Here’s my post for July 4th. Though it’s a little unconventional of a way to talk about the United States, I choose this Fourth to talk about one of the greatest of Canadian leaders, Joseph Howe of Nova Scotia. Howe was a great fighter for Canadian civil liberties – this film from the National Film Board of Canada describes one of his battles for freedom of the press. He was also the Nova Scotian leader who won for his people the right to what countries with Westminster democracies call “responsible government” – the right to ensure that the executive power be responsible to an elected leadership in Parliament, rather than to the Crown alone. This film, a video of which is provided on this NFB website, gives you a good idea of who Howe was and what he was about.
So what has he got to do with the United States, you might ask? Here’s what.
Joseph Howe, when faced with the unaccountable, secretive and corrupt actions of the executive branch of the government, confronted those actions by publishing the letter of a whistleblower in his newspaper. He was promptly brought up on charges of libel against the government and thus posing a threat to the peace and order of the province.
(Hopefully now that I’ve described it that way, those Americans who are potentially reading me have perked up, since that seems to describe something people are talking about today in matters of US current affairs.)
Howe was told – and indeed it was credible to believe – that the fix was in where his trial was concerned, since a lot of the people in the clique running the province were the same people likely to be passing judgment on him in the trial. Lawyers refused to defend him because they too were convinced the fix was in. So Howe defended himself.
However, any attempt to paint Nova Scotia in the 1830s as a land completely without civil liberties were inaccurate at least in one very important respect – the province, as was normal throughout the British Empire of which the “British North America” of the time was a part, had trial by jury. Thus, however much the magistrates and the judges wanted to sock it to Howe, a jury could set him free. There were many respects in which Nova Scotia in the 1830s was not a wonderful place to live, but trial by jury offered a potential correction to the problem short of revolution.

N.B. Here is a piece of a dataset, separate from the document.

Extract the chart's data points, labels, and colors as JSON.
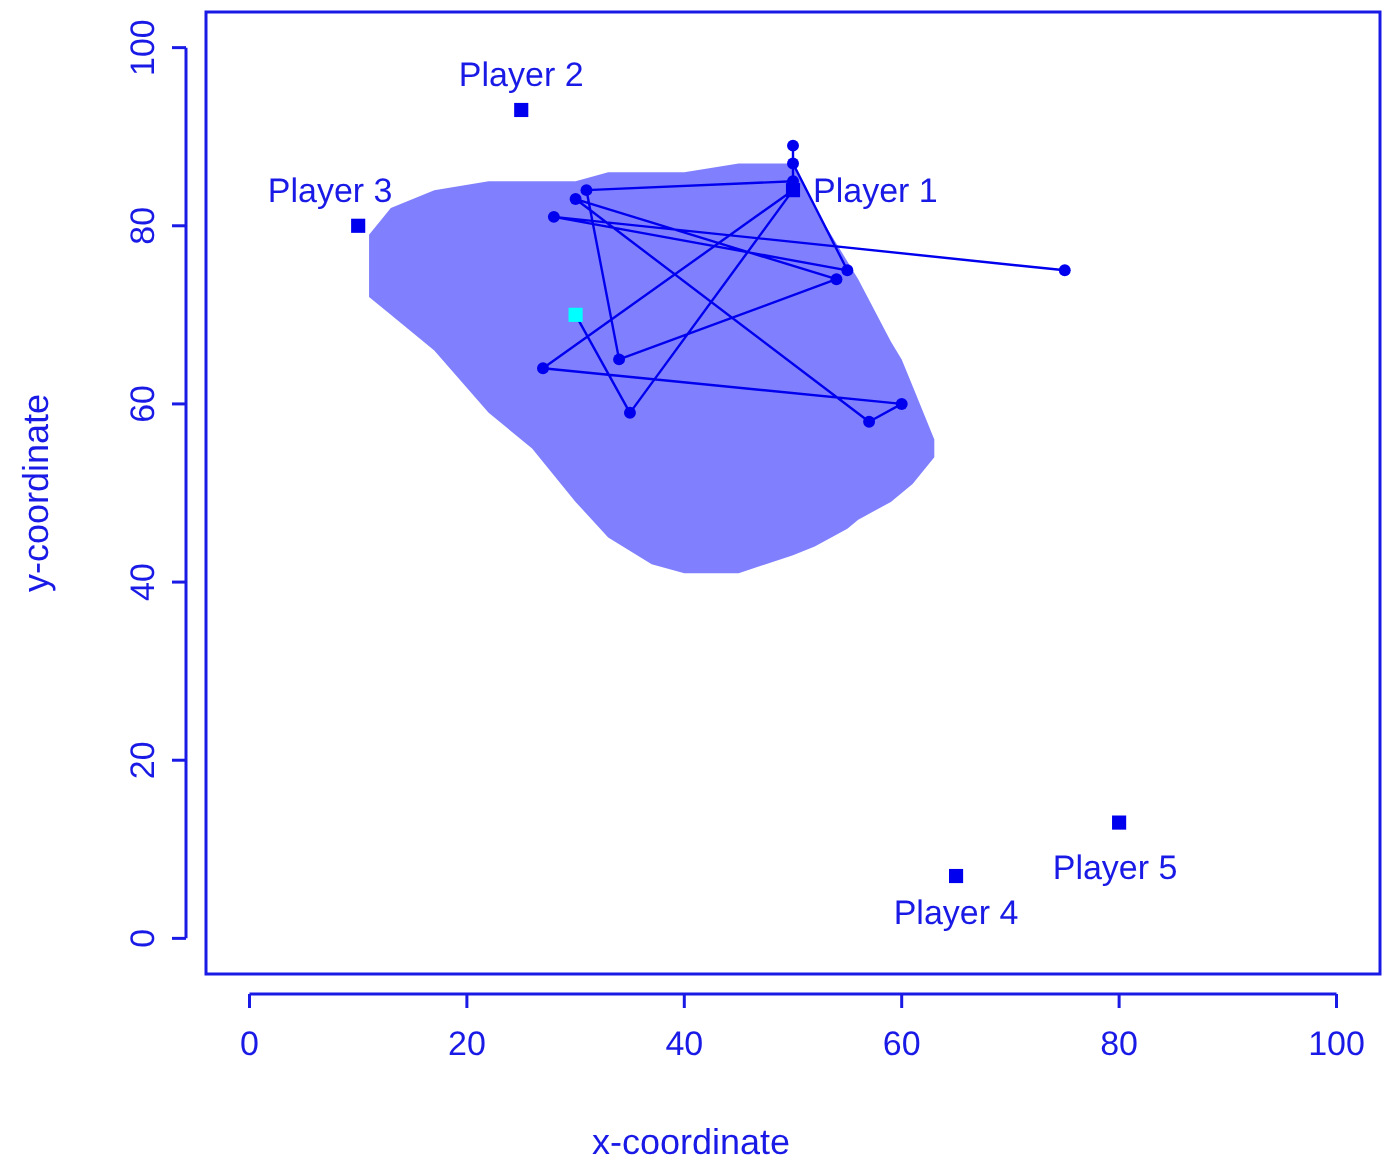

Joseph Howe was a reformer, not a revolutionary. Indeed, he was, as many people in Canada are, a descendant of those who fled from the American Revolution. That didn’t mean that he had no sense of justice, but it did mean he preferred to use means within the existing system to correct injustices – and he was well aware that, as problematic as life in the Nova Scotia of the day was, the British tradition his province had inherited also contained Magna Carta and parliamentary supremacy as traditions, as well as a clearly developing concept of constitutional monarchy.
What I am saying is that he took his chances that his country could change, rather than accept that the “fix” was in.
I bring this up, because America is now a country where people now routinely concede that a fix is in, rather than acknowledge that the country is home to institutions of justice a large portion of the world wishes it had. (Indeed, I often wonder whether an unwillingness to challenge the system from within it has more to do with the lethargy of a people who have not known much suffering compared to the rest of the world and imagine that no one can suffer more than they do.)
There are many places in the world where the “fix” is far more in than the United States, to be sure. But at least one prominent “whistleblower” today will not take his principled stand in an American court of law – his stand isn’t even really about those principles, but rather an extended play argument about how those principles really are dead in America. He speaks of justice and the American constitution, but he clearly believes America can’t take care of its constitution itself. Reform is not his game – he wants people to rebel against something that cannot be reformed.
So here is the upshot of my message to you this Independence Day – oh how I wish that America were, in this respect, more like Canadians.
Happy July Fourth, Americans. Let your patriotic speech this year be simply this: when Americans decide something needs to change, the fix is never in.